# Picking the most cost efficient sets

I have two 2D arrays: $$P[n][s]$$ and $$C[n][s]$$, $$s \leq n$$.

P contains sets of nodes and $$C$$ the cost of a set in $$P$$, e.g. the cost of $$P[2][2]$$ is $$C[2][2]$$ and a set $$p \in P = \{ s_0, s_1, ..., s_{n-1} \}^q, q \leq n$$, e.g. $$p=\{s_0, s_3\}$$.

For every row I can pick at most one set but in the end the union of the picked sets needs to contain all nodes $$\{s_0, s_1, ..., s_{n-1} \}$$.

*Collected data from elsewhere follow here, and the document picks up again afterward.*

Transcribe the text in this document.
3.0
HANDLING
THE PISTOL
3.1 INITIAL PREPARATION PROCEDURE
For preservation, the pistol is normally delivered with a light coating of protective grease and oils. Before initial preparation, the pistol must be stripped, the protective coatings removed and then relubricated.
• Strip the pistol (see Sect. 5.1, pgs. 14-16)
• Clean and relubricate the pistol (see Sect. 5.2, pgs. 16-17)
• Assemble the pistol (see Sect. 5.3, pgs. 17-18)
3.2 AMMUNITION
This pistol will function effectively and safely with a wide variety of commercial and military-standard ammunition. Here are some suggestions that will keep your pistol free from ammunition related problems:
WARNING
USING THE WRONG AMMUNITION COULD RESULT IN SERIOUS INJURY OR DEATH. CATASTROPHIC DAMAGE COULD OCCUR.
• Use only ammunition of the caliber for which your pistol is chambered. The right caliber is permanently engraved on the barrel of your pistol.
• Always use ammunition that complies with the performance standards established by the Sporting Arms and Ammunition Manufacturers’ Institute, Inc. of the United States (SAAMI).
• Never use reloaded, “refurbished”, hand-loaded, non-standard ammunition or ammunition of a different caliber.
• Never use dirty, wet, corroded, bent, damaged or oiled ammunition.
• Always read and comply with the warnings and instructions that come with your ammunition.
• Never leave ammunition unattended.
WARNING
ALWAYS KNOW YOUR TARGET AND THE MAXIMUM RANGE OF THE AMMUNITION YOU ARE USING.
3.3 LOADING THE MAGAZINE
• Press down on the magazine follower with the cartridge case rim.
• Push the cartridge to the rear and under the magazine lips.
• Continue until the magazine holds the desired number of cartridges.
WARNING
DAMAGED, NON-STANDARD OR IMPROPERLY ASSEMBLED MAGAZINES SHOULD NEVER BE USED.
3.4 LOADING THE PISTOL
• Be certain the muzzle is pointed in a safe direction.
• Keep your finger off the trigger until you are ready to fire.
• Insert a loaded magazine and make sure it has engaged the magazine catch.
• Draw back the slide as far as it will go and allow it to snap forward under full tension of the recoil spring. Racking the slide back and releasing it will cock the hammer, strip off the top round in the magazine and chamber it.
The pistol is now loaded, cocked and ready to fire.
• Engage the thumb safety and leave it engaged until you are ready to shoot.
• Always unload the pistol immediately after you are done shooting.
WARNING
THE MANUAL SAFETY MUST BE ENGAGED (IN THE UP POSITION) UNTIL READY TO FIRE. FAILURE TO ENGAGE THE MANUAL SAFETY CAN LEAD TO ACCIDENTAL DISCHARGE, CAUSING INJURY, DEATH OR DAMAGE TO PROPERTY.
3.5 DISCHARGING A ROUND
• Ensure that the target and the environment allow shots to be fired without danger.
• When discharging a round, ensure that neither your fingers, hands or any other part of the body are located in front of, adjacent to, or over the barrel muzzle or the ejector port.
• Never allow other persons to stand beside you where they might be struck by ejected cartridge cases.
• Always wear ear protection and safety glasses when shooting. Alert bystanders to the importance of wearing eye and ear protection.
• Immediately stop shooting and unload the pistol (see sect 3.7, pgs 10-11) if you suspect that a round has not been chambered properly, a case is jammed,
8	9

How do I find the least expensive picks in linear time?

If you are able to find the least expensive picks in linear (or even polynomial) time then $$P=NP$$.
Your problem is a generalization of the set-cover problem: given a set $$X$$ of items and a collection $$S = \{S_1, \dots, S_m \} \subseteq 2^X$$ of subsets of $$X$$, find $$S' \subseteq S$$ such that $$\cup_{S_i \in S'} S_i = X$$ and $$|S'|$$ is minimized.
This is exactly your problem once you set $$n=|X|$$, $$s=1$$, $$P[i][1] = S_i$$, and $$C[i][1]=1$$.